If today hadn't actually happened to me, I never would have believed any of it. So, here's how my day started...It was just like any other day.I woke up to the loud screaming noise of the alarm clock beeping.
I stumbled to the shower and then crawled to the coffee pot.
I made my way downstairs to let the doggies outside for their morning romp in the yard and I went back upstairs to finish my morning routine.
Teenage daughter lets the doggies in before running out the door to school, at which point she yells, Shelby didn't come in.
Look for Shelby, no Shelby. Scream, Call, Sing-Song doggie name...no doggie.
Baby Boy gets up, has breakfast and we run out to look for Shelby.
2.5 hours later, one exhausted mama goes home, hopeful that Shelby will have made her way back home on her own and is anxiously waiting for me.
(no, I'm NOT joking).
In a moment of complete denial, dumb woman runs fingers through hair.
Yup, sure is poop.
Go inside and take shower #2.
Call hubby to update him on the Shelby news.
He pees his pants laughing over wife being pooped on.
Call police department to ask what should be next step to resolve missing doggie issue.
Wait for it...
Shelby was found and is waiting at the local animal hospital.

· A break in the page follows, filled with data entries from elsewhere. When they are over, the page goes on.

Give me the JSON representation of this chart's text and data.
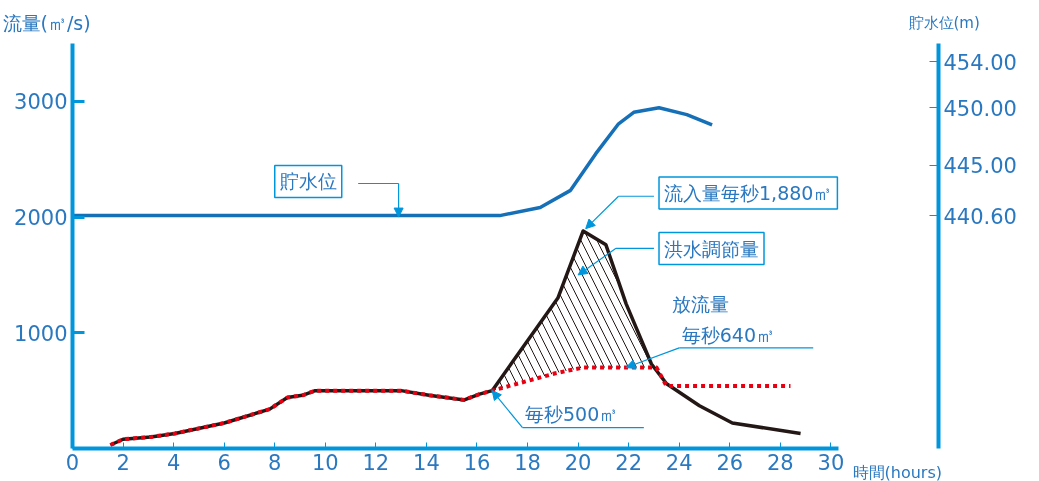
{
  "chart_data": {
    "type": "line",
    "xlabel": "時間(hours)",
    "ylabel": "流量(㎥/s)",
    "y2label": "貯水位(m)",
    "xlim": [
      0,
      30.3
    ],
    "xticks": [
      0,
      2,
      4,
      6,
      8,
      10,
      12,
      14,
      16,
      18,
      20,
      22,
      24,
      26,
      28,
      30
    ],
    "ylim": [
      0,
      3500
    ],
    "yticks": [
      1000,
      2000,
      3000
    ],
    "y2lim": [
      420.3,
      455.6
    ],
    "y2ticks": [
      {
        "value": 440.6,
        "label": "440.60"
      },
      {
        "value": 445,
        "label": "445.00"
      },
      {
        "value": 450,
        "label": "450.00"
      },
      {
        "value": 454,
        "label": "454.00"
      }
    ],
    "grid": false,
    "series": [
      {
        "type": "area",
        "color": "#231815",
        "x": [
          16.6,
          19.2,
          20.2,
          21.1,
          21.9,
          22.9,
          23.1,
          20.2,
          19.1,
          16.6
        ],
        "values": [
          500,
          1300,
          1880,
          1760,
          1250,
          730,
          700,
          700,
          650,
          500
        ]
      },
      {
        "axis": "y2",
        "color": "#1670b8",
        "x": [
          0,
          16.9,
          18.5,
          19.7,
          20.7,
          21.6,
          22.2,
          23.2,
          24.3,
          25.3
        ],
        "values": [
          440.6,
          440.6,
          441.3,
          442.8,
          446.0,
          448.6,
          449.6,
          450.0,
          449.4,
          448.5
        ]
      },
      {
        "color": "#231815",
        "x": [
          1.5,
          2.0,
          3.1,
          4.05,
          6.0,
          7.8,
          8.5,
          9.1,
          9.6,
          13.0,
          14.1,
          15.5,
          16.1,
          16.6,
          19.2,
          20.2,
          21.1,
          21.9,
          22.9,
          23.5,
          24.8,
          26.1,
          28.8
        ],
        "values": [
          30,
          80,
          100,
          130,
          220,
          340,
          440,
          460,
          500,
          500,
          460,
          420,
          470,
          500,
          1300,
          1880,
          1760,
          1250,
          730,
          560,
          370,
          220,
          130
        ]
      },
      {
        "color": "#e60012",
        "line_style": "dotted",
        "x": [
          1.5,
          2.0,
          3.1,
          4.05,
          6.0,
          7.8,
          8.5,
          9.1,
          9.6,
          13.0,
          14.1,
          15.5,
          16.1,
          16.6,
          19.1,
          20.2,
          23.1,
          23.5,
          28.4
        ],
        "values": [
          30,
          80,
          100,
          130,
          220,
          340,
          440,
          460,
          500,
          500,
          460,
          420,
          470,
          500,
          650,
          700,
          700,
          540,
          540
        ]
      }
    ],
    "annotations": [
      "流入量毎秒1,880㎥",
      "洪水調節量",
      "放流量",
      {
        "text": "毎秒640㎥",
        "x": 21.9,
        "y": 700
      },
      {
        "text": "毎秒500㎥",
        "x": 16.6,
        "y": 500
      },
      "貯水位"
    ]
  }
}
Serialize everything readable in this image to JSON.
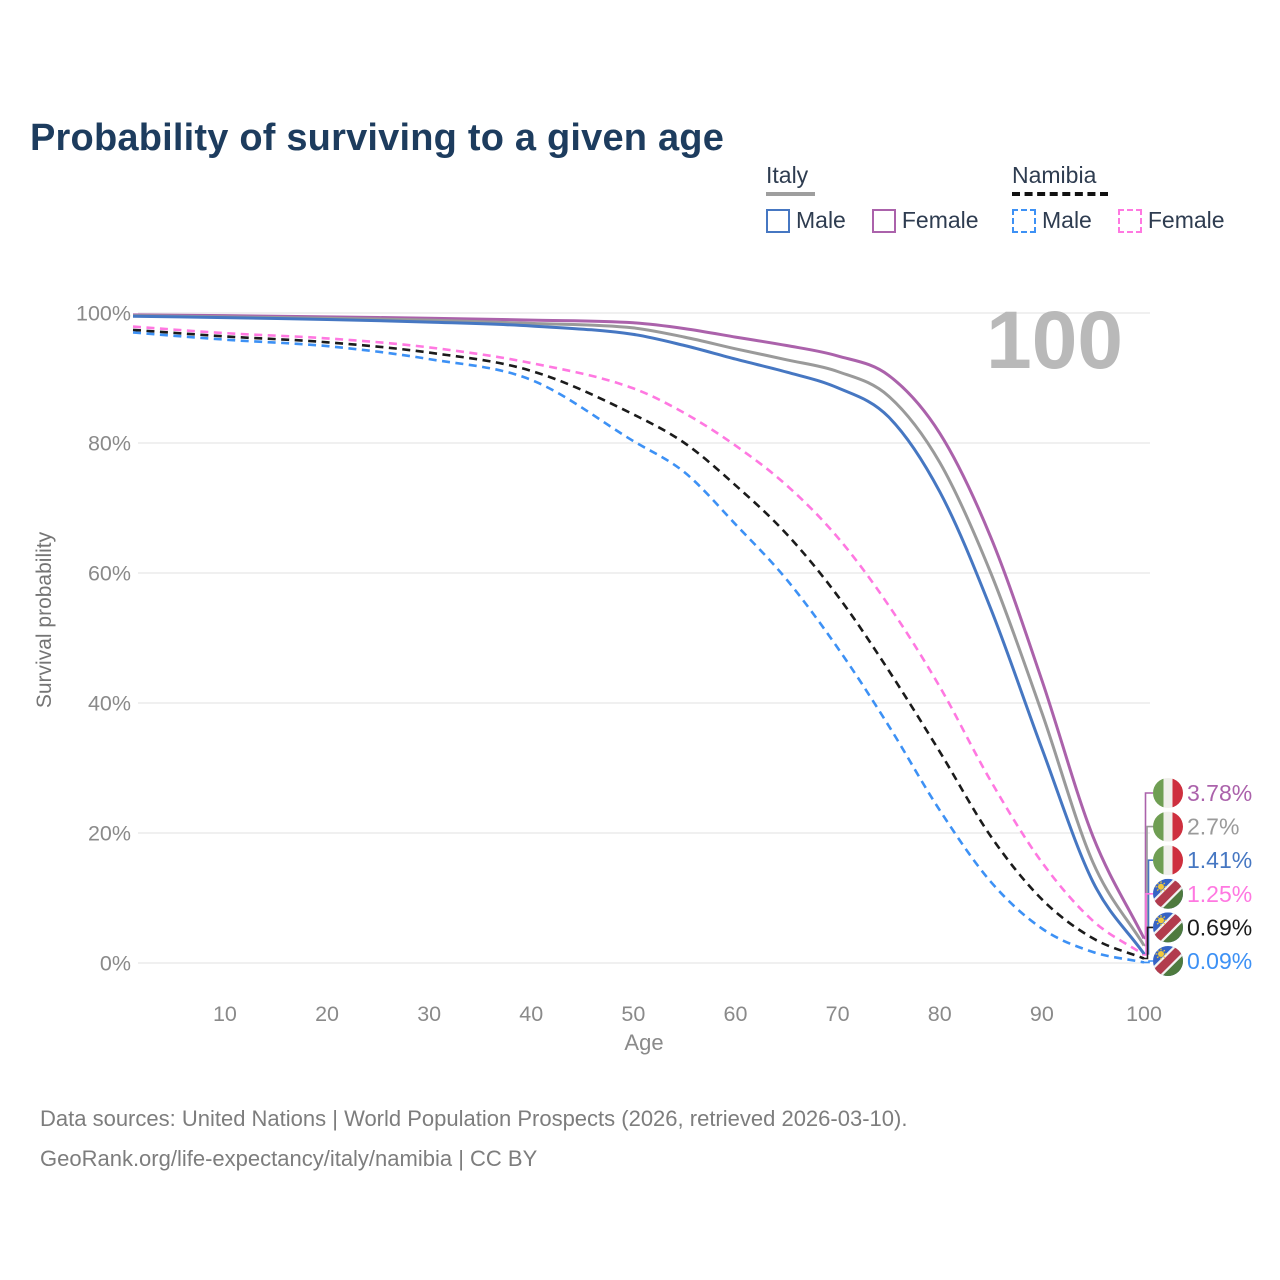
{
  "title": "Probability of surviving to a given age",
  "watermark": "100",
  "legend": {
    "italy": {
      "title": "Italy",
      "male_label": "Male",
      "female_label": "Female"
    },
    "namibia": {
      "title": "Namibia",
      "male_label": "Male",
      "female_label": "Female"
    }
  },
  "footer": {
    "line1": "Data sources: United Nations | World Population Prospects (2026, retrieved 2026-03-10).",
    "line2": "GeoRank.org/life-expectancy/italy/namibia | CC BY"
  },
  "colors": {
    "title": "#1d3c5e",
    "axis_text": "#8a8a8a",
    "grid": "#e7e7e7",
    "watermark": "#b9b9b9",
    "legend_text": "#2e3c50",
    "footer_text": "#7d7d7d"
  },
  "flag_colors": {
    "italy": {
      "green": "#6f9e53",
      "white": "#f0efeb",
      "red": "#ce2f3e"
    },
    "namibia": {
      "blue": "#3663c5",
      "white": "#f2f2f2",
      "red": "#b23b4d",
      "green": "#4e7a3e",
      "sun": "#f0c83c"
    }
  },
  "chart_data": {
    "type": "line",
    "title": "Probability of surviving to a given age",
    "xlabel": "Age",
    "ylabel": "Survival probability",
    "x_domain": [
      1,
      100
    ],
    "y_domain": [
      0,
      100
    ],
    "grid": "horizontal",
    "x_ticks": [
      "10",
      "20",
      "30",
      "40",
      "50",
      "60",
      "70",
      "80",
      "90",
      "100"
    ],
    "x_tick_values": [
      10,
      20,
      30,
      40,
      50,
      60,
      70,
      80,
      90,
      100
    ],
    "y_ticks": [
      {
        "value": 100,
        "label": "100%"
      },
      {
        "value": 80,
        "label": "80%"
      },
      {
        "value": 60,
        "label": "60%"
      },
      {
        "value": 40,
        "label": "40%"
      },
      {
        "value": 20,
        "label": "20%"
      },
      {
        "value": 0,
        "label": "0%"
      }
    ],
    "hover_age": "100",
    "ages": [
      1,
      10,
      20,
      30,
      40,
      50,
      55,
      60,
      65,
      70,
      75,
      80,
      85,
      90,
      95,
      100
    ],
    "series": [
      {
        "id": "italy-female",
        "country": "Italy",
        "sex": "Female",
        "line_style": "solid",
        "color": "#ab62ab",
        "flag": "italy",
        "end_label": "3.78%",
        "values": [
          99.7,
          99.6,
          99.4,
          99.2,
          98.9,
          98.5,
          97.6,
          96.3,
          95.0,
          93.4,
          90.4,
          81.5,
          65.5,
          43.5,
          19.5,
          3.78
        ]
      },
      {
        "id": "italy-both",
        "country": "Italy",
        "sex": "Both",
        "line_style": "solid",
        "color": "#9a9a9a",
        "flag": "italy",
        "end_label": "2.7%",
        "values": [
          99.6,
          99.4,
          99.2,
          98.9,
          98.4,
          97.7,
          96.3,
          94.5,
          92.8,
          91.0,
          87.2,
          77.0,
          60.0,
          38.5,
          15.5,
          2.7
        ]
      },
      {
        "id": "italy-male",
        "country": "Italy",
        "sex": "Male",
        "line_style": "solid",
        "color": "#4677c2",
        "flag": "italy",
        "end_label": "1.41%",
        "values": [
          99.5,
          99.3,
          99.0,
          98.6,
          98.0,
          96.7,
          95.0,
          92.9,
          90.9,
          88.5,
          84.0,
          72.5,
          54.5,
          33.0,
          12.5,
          1.41
        ]
      },
      {
        "id": "namibia-female",
        "country": "Namibia",
        "sex": "Female",
        "line_style": "dashed",
        "color": "#ff78e1",
        "flag": "namibia",
        "end_label": "1.25%",
        "values": [
          97.9,
          96.9,
          96.1,
          94.7,
          92.3,
          88.4,
          84.6,
          79.6,
          73.5,
          65.5,
          55.0,
          42.5,
          28.0,
          15.5,
          6.5,
          1.25
        ]
      },
      {
        "id": "namibia-both",
        "country": "Namibia",
        "sex": "Both",
        "line_style": "dashed",
        "color": "#1b1b1b",
        "flag": "namibia",
        "end_label": "0.69%",
        "values": [
          97.4,
          96.4,
          95.5,
          93.9,
          91.1,
          84.4,
          80.0,
          73.5,
          66.0,
          56.5,
          45.0,
          32.5,
          19.5,
          9.8,
          3.8,
          0.69
        ]
      },
      {
        "id": "namibia-male",
        "country": "Namibia",
        "sex": "Male",
        "line_style": "dashed",
        "color": "#3d91f5",
        "flag": "namibia",
        "end_label": "0.09%",
        "values": [
          97.0,
          95.9,
          94.9,
          92.9,
          89.7,
          80.3,
          75.5,
          67.5,
          59.0,
          48.5,
          36.5,
          23.5,
          12.5,
          5.3,
          1.7,
          0.09
        ]
      }
    ]
  }
}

She has been "impounded". My dog is now a criminal

, in doggie jail, she's a tramp (dum dum dum dum)

but I love her...
She was found at 7 a.m., it is now 9:30 a.m.
Go to animal hospital, pick up papers.
Call vet to find out that Shelby did not get her Rabies shot - they never gave it to her.
They don't know why.

Go to police department, pay stack of fines

totaling $150.00 for doggie issues.
At which point, one very stupid police officer asks me, "How did your dog get out of your yard? If you see where we picked her up, it's rather interesting at how far she traveled." The words that ran through my mind at this precise moment are not repeatable. Fortunately for those in the police department, a gun was not handy as at this point I could have shot the whole lot of them. I didn't. I just cried.
Go back to animal hospital where I pay their bill for another $150.00 for their charges.
They finally let me have my Tramp dog back.
The time is now 12:30.
I'm exhausted, I'm frustrated, I'm emotionally drained.
Get the mail and find out that the insurance company more than doubled our home owner's insurance.
No notice, no dinner, no wine song or roses - just bend over and take it.
So, now I get to find a new insurance company.
I needed another thing on my to-do list like I need a hole in my head!
My day is a perfect country-western song.
I'm glad it's over.
But, thank goodness I can laugh at my own misfortunes.

7 comments:
Stopped in from SITS to say hi! I hope you have a better day!
Oh MY that is a day, Suzann! I can't get past the birdie poop - ick!!! lol
Tanya
Oh Boy Suzann, you had a goodie, I am lauhing at your commentary too funny..although I know your day was not funny nor fun..I am sorry. Here is wishing you a better day!
Awwwwe! Poor thing...but I can´t help laughing! :) I´m glad you can laugh too, or at least try to! :)
Oh.my.word.
That day sucks.
It does sound like a country song.
(I'm loving the song on the player right now!)
I tagged you for a fun meme, if you're up for it :)
Hi from SITS and that is a rough day! I think it is the insurance companies' motto that "we bend over our customers on a regular basis and they just have to take it." Especially in FLA where the options are getting slimmer and slimmer! Here's to hoping that you don't get pooped on today!
Sounds almost too terrible to be true! So sorry you had such a rough one that day! But...I am so glad you found Shelby in the end and have a sense of humor about the other misfortunes ;) Thanks for visiting me! Sorry it took so long to get over here...Hope you have a lovely Mother's Day!